COGNITIVE_ACTIONS_EXECUTE_URL = "https://api.cognitiveactions.com/actions/execute"  # Hypothetical endpoint

action_id = "0978812a-5e9b-4055-9f53-67945379dc4d"  # Action ID for Generate Old Book Images

# Construct the input payload based on the action's requirements
payload = {
    "prompt": "OLDBOOK book with warned covers, dark, wooden table top, earthy colors",
    "loraScale": 1,
    "numOutputs": 1,
    "aspectRatio": "1:1",
    "outputFormat": "webp",
    "guidanceScale": 3.5,
    "outputQuality": 90,
    "extraLoraScale": 1,
    "inferenceModel": "dev",
    "promptStrength": 0.8,
    "numInferenceSteps": 28
}

headers = {
    "Authorization": f"Bearer {COGNITIVE_ACTIONS_API_KEY}",
    "Content-Type": "application/json"
}

try:
    response = requests.post(
        COGNITIVE_ACTIONS_EXECUTE_URL,
        headers=headers,
        json={"action_id": action_id, "inputs": payload}  # Hypothetical structure
    )
    response.raise_for_status()  # Raise an exception for bad status codes (4xx or 5xx)

    result = response.json()
    print("Action executed successfully:")
    print(json.dumps(result, indent=2))

except requests.exceptions.RequestException as e:
    print(f"Error executing action {action_id}: {e}")
    if e.response is not None:
        print(f"Response status: {e.response.status_code}")
        try:
            print(f"Response body: {e.response.json()}")
        except json.JSONDecodeError:
            print(f"Response body: {e.response.text}")

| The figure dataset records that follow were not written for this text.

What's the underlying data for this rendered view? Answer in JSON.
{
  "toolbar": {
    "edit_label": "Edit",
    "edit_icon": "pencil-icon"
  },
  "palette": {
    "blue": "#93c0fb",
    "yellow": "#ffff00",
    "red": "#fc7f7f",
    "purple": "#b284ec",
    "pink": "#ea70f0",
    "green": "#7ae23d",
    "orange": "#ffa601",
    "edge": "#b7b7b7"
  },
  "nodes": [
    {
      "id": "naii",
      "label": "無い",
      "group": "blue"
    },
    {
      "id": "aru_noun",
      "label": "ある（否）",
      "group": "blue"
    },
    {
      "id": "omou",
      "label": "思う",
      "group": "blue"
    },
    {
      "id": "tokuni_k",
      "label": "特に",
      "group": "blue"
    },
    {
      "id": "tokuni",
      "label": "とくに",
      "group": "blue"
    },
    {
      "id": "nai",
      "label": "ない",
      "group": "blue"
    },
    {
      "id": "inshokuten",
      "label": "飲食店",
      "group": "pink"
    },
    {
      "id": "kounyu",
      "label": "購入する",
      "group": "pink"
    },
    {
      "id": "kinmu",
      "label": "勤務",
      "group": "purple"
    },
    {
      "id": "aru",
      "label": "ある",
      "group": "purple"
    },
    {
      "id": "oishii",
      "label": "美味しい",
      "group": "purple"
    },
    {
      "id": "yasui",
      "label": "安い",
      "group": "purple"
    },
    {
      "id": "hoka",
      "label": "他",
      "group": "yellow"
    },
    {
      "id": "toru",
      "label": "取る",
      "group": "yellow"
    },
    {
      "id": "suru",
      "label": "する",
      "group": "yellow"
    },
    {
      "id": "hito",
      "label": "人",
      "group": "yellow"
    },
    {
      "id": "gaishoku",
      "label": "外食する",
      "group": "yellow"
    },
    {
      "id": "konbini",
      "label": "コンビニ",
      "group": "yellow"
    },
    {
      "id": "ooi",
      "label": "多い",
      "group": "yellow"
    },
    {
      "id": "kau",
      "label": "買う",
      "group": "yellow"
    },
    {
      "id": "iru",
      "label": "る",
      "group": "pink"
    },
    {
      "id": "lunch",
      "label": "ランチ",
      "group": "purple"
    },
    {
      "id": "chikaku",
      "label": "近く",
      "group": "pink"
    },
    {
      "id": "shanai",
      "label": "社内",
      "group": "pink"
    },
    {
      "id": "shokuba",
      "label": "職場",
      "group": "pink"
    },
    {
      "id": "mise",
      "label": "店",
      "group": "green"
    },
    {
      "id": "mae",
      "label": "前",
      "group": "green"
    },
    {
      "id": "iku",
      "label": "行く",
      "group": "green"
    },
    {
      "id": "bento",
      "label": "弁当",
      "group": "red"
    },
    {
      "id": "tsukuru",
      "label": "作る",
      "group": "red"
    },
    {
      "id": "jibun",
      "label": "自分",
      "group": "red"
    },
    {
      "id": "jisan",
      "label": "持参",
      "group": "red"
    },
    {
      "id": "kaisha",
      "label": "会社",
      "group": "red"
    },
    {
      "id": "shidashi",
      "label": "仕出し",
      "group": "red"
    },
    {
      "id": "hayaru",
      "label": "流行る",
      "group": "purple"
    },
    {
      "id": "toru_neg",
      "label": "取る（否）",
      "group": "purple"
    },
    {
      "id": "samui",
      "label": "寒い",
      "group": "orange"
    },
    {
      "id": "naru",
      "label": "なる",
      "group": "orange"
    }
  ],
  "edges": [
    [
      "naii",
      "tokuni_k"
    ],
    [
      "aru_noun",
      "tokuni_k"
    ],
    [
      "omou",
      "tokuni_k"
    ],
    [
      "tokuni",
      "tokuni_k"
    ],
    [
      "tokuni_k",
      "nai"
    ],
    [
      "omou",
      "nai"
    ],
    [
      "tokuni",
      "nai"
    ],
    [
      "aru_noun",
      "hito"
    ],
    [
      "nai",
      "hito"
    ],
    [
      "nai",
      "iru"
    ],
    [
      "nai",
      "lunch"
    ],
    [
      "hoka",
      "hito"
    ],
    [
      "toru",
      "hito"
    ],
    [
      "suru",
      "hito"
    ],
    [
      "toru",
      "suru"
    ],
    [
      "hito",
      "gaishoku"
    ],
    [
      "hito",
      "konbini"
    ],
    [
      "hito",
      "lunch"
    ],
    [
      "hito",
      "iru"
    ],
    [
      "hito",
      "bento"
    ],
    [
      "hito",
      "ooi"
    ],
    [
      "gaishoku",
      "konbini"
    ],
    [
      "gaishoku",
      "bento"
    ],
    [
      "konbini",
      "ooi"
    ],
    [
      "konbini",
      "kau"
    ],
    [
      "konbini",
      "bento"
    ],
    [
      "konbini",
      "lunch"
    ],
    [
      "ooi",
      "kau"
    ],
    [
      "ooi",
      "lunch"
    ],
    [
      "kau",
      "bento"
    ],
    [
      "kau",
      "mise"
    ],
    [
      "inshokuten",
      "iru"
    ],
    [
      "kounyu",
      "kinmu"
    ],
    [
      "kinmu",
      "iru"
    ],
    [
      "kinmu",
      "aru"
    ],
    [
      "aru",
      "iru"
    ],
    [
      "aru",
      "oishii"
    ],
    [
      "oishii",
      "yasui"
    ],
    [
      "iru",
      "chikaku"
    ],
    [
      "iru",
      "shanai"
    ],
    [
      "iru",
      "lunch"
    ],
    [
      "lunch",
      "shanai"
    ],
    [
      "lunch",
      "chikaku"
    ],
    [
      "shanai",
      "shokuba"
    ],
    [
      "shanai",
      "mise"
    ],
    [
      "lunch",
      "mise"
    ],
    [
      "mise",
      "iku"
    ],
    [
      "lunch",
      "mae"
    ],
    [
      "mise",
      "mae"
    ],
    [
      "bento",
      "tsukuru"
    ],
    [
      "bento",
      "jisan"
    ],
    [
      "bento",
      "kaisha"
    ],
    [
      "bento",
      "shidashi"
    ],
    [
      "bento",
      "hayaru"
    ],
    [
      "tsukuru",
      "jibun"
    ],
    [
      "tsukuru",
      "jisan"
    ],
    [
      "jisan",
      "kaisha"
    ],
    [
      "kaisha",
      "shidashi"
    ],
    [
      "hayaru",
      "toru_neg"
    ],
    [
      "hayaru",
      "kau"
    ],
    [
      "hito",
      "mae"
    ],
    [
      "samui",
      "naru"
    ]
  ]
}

In this code snippet, remember to replace YOUR_COGNITIVE_ACTIONS_API_KEY with your actual API key. The payload variable is constructed to meet the action's requirements, and the response is handled to fetch the generated image URLs.

Conclusion

The razvanmtn/old-books-model Cognitive Actions provide an excellent opportunity for developers to create captivating images of old books, enhancing applications with visually rich content. With its customizable features, developers can fine-tune the image generation to match their specific needs. Start exploring these capabilities today and elevate your application’s visual storytelling!